237. Memorandum From the Presidentʼs Assistant for National Security Affairs (Kissinger) to President Nixon1

SUBJECT

  • Titoʼs Views on Soviet Policy

Our Ambassador in Belgrade, Malcolm Toon, met with Tito on April 14 in Brioni.2 He found Tito in good spirits and good health. Rumors about Titoʼs illness were either false or else he has completely recovered.

Tito had the following comments on the Summit and Soviet policies:

  • —The Soviets are now taking a more realistic view of the world. Brezhnevʼs speech to the trade unionʼs congress, which had been encouraging to Tito and had differed radically from what a Brezhnev speech would have been a year ago, comments to Tito by Grechko, the Soviet Defense Minister who recently had been in Yugoslvia, and Titoʼs exchanges with the Soviet leadership all evidence this new realism.
  • —The prospect of true relations between the US and USSR is reassuring to all Yugoslavs, who remember Soviet brutality in 1968.
  • Grechko had initiated his conversation with Tito by saying that the Soviets had no intention now or in the future to press the Yugoslavs for overflight or base rights, as had been speculated in the press.
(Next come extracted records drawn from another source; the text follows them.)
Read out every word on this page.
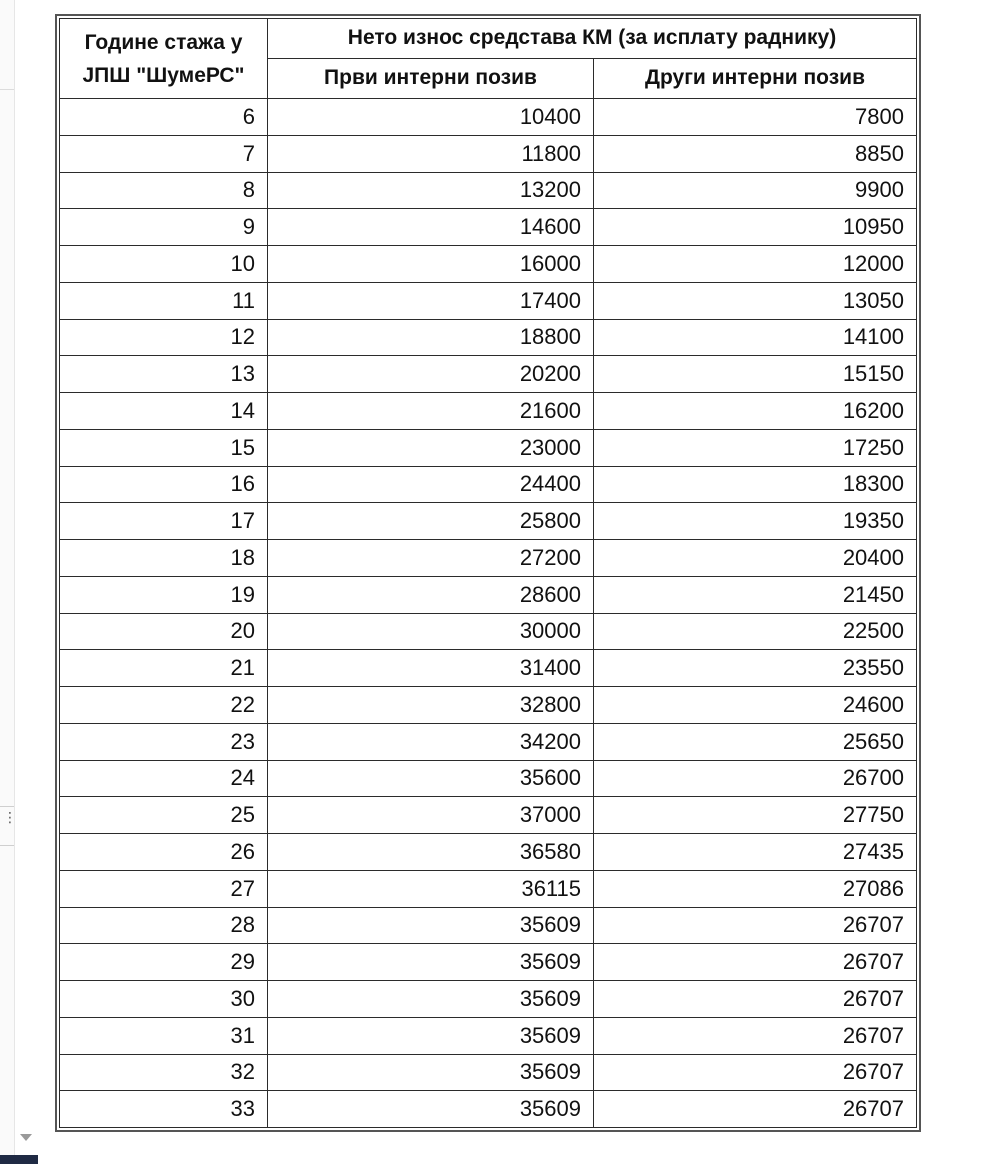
⋮
Године стажа у ЈПШ "ШумеРС"	Нето износ средстава КМ (за исплату раднику)	
	Први интерни позив	Други интерни позив
6	10400	7800
7	11800	8850
8	13200	9900
9	14600	10950
10	16000	12000
11	17400	13050
12	18800	14100
13	20200	15150
14	21600	16200
15	23000	17250
16	24400	18300
17	25800	19350
18	27200	20400
19	28600	21450
20	30000	22500
21	31400	23550
22	32800	24600
23	34200	25650
24	35600	26700
25	37000	27750
26	36580	27435
27	36115	27086
28	35609	26707
29	35609	26707
30	35609	26707
31	35609	26707
32	35609	26707
33	35609	26707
Tito also told our Ambassador that he deeply appreciated our offer to brief him on our Moscow Summit preparations and hopes. A prompt post-Summit briefing would also be of great help, since he is planning to visit Moscow himself in June.

Tito also discussed possible visits to Yugoslavia by Secretary Rogers, whom he would be delighted to see next summer, and by Secretary Laird or his successor, whom he would be glad to see but preferably not until next spring.

  1. Source: National Archives, Nixon Presidential Materials, NSC Files, Box 734, Country Files—Europe, Yugoslavia, Vol. III 1 Sept 71. Secret; Nodis. Sent for information. A notation on the memorandum indicates the President saw it.
  2. Reported in telegram 1827 from Belgrade, April 14. (Ibid.)